La danse sauvage d’Harmonie Stark

© Illustration couverture Olivier Balez

L’école des loisirs, 2024, Médium +
ISBN : 978-2211236973

Sélection Opalivres 2024
Sélection France Inter – été 2024Grand bien vous fasse

L’HiSTOiRE :
Ils ne sont plus que trois.
Petit, Grand, avec sa jambe blessée, et la jument, Captain Wynn.
Ils ont réussi à fuir quand l’Ignoble à la Winchester a tiré sur Fillmore-le-Père et mis le feu à la grange.
Tous les autres gosses du refuge sont morts dans l’incendie. Tous ?
Petit et Grand savent ce qu’ils ont à faire. Foncer vers l’Ouest et trouver la Veuve Edmée qui pourra les aider à identifier l’Ignoble.
Ils avancent, liés par une force immense, portés par la soif de vengeance et le besoin de comprendre.
Car Fillmore-le-Père ne leur a pas tout dit.
Loin de là…

Un roman qui parle de grands espaces, d’Ouest sauvage, de fratrie et d’amitié, de questions, de vengeance, de pierres et de sang, de géant et de Veuve, de scie, de manque, de disparus, d’Affreux-Innommable, de mine d’or, de Winchester, d’harmonie, de raccourci, de résilience…

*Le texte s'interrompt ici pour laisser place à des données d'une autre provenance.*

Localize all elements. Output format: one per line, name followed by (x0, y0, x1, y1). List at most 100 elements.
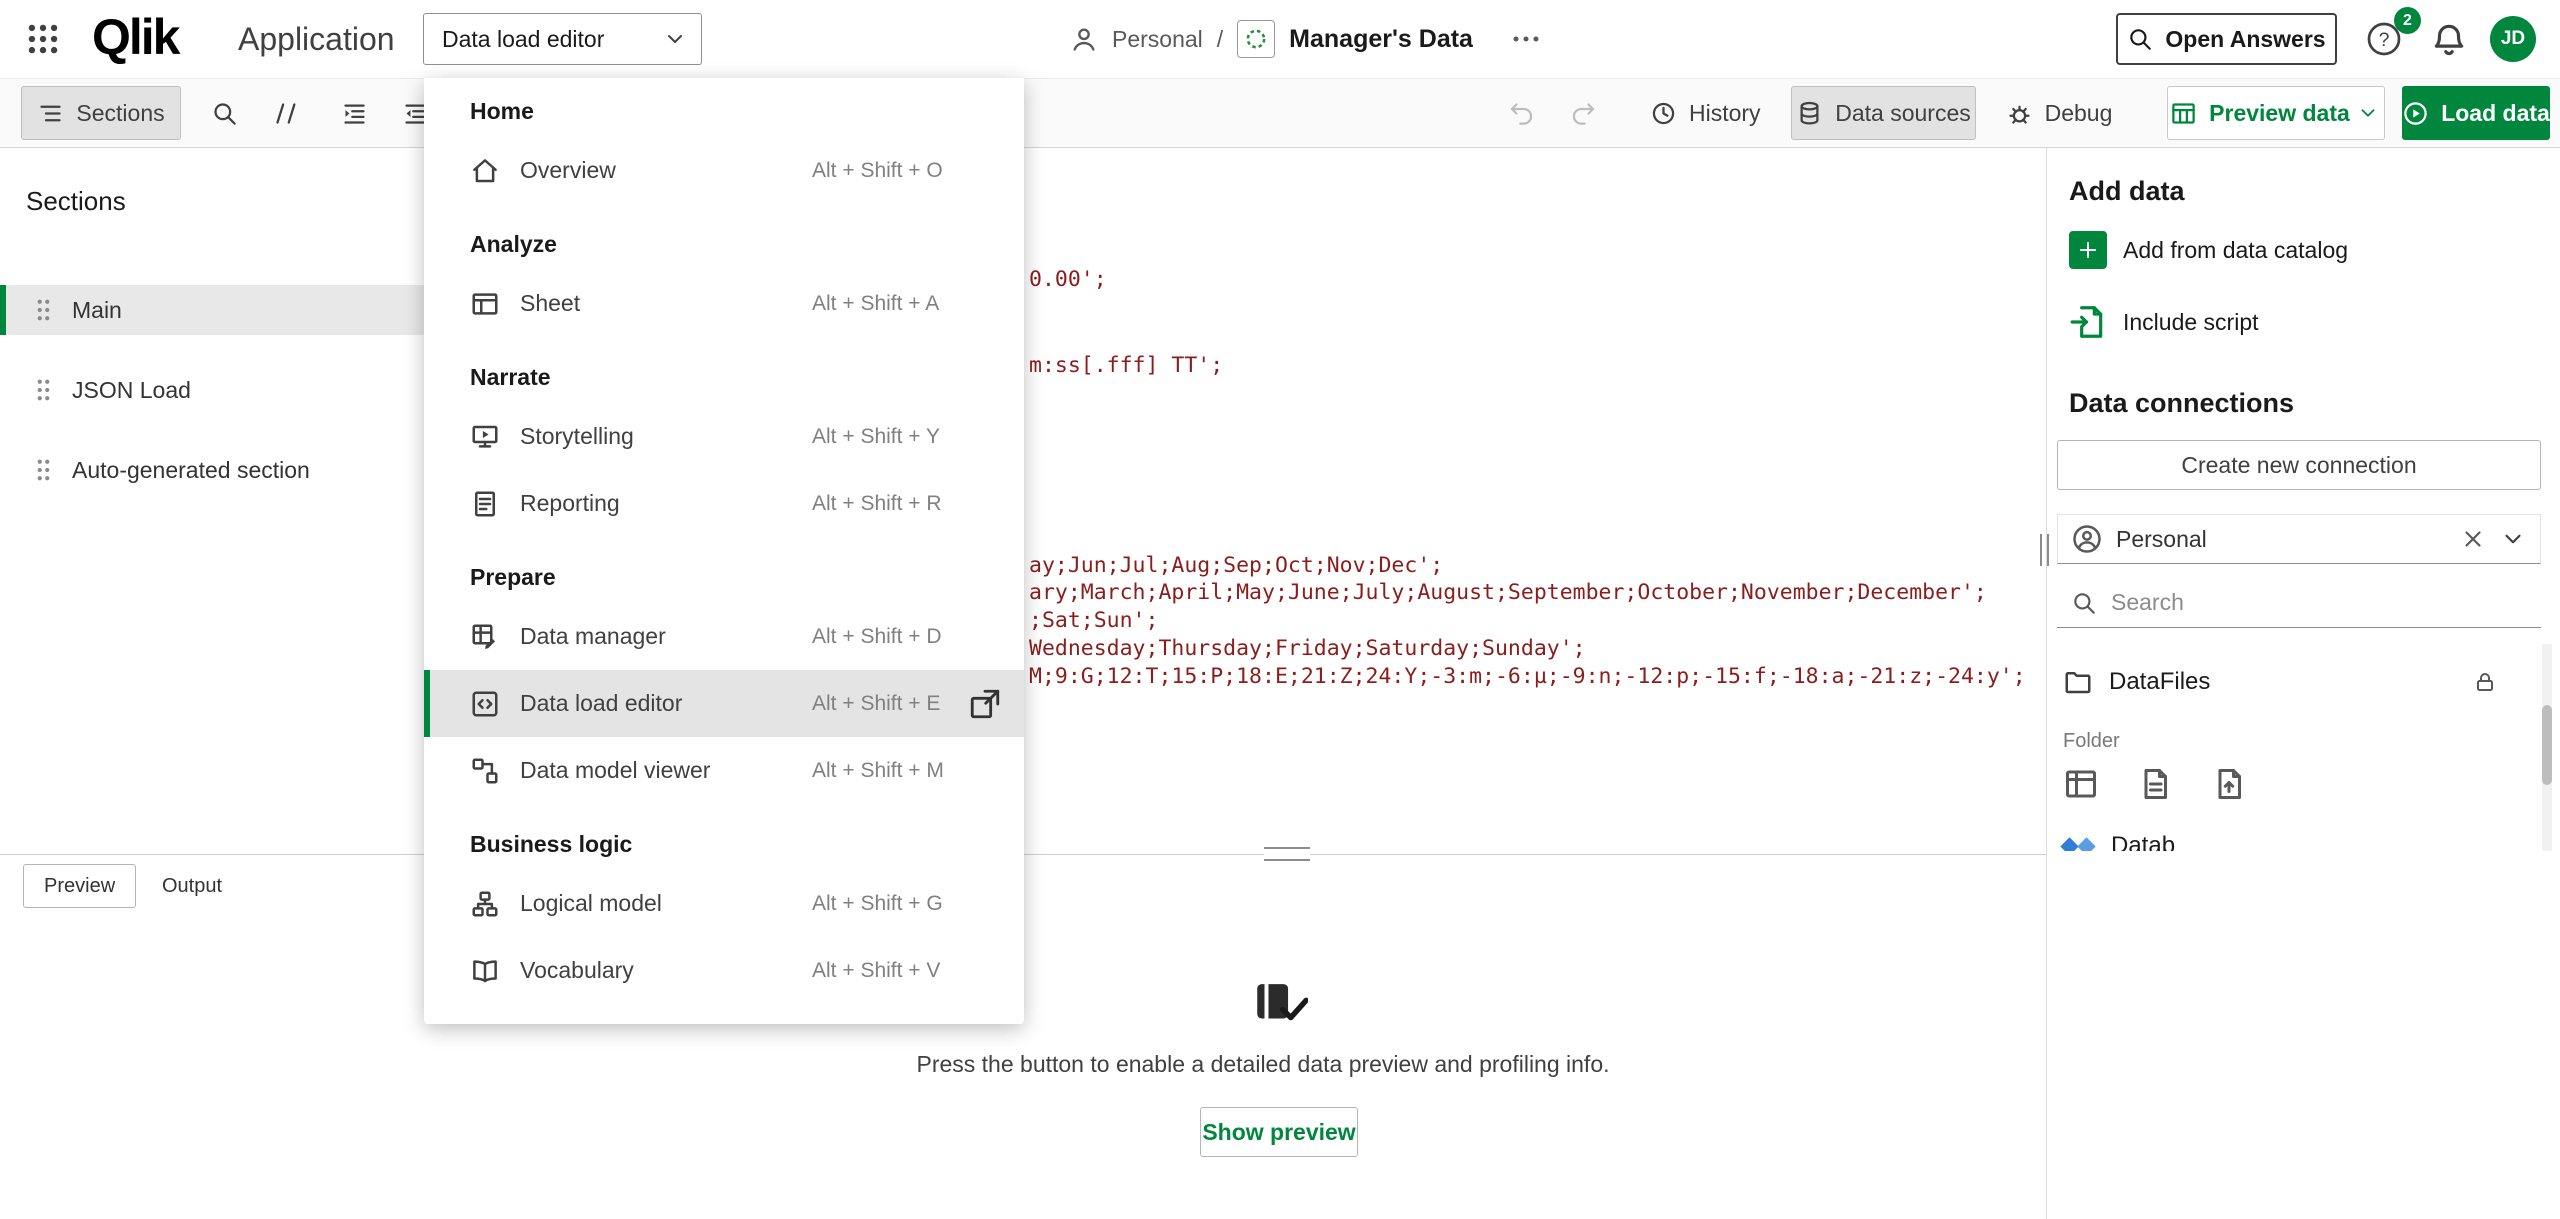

Lire les premières pages du roman.

 

COMMENT EST NÉE HARMONiE STARK…
0ctobre 2020, entre deux confinements, je retrouve mon ami Jean-Michel Payet.
Il fait frisquet et la plupart des salons de thé sont fermés because Covid, on s’est repliés dans une boulangerie qui offre quelques tables.
— Ça manque d’air cette affaire.
— Besoin de grands espaces.
— De liberté.
— Envie d’immensité.
— Envie de chevaux et de colts.
— Ouaip, un truc âpre.
— Un truc qui râpe.
— Et si on écrivait un western ?
— Chiche.
La phrase est tombée derrière nos masques, ôtés juste le temps de gober une cuillerée de Paris-brest.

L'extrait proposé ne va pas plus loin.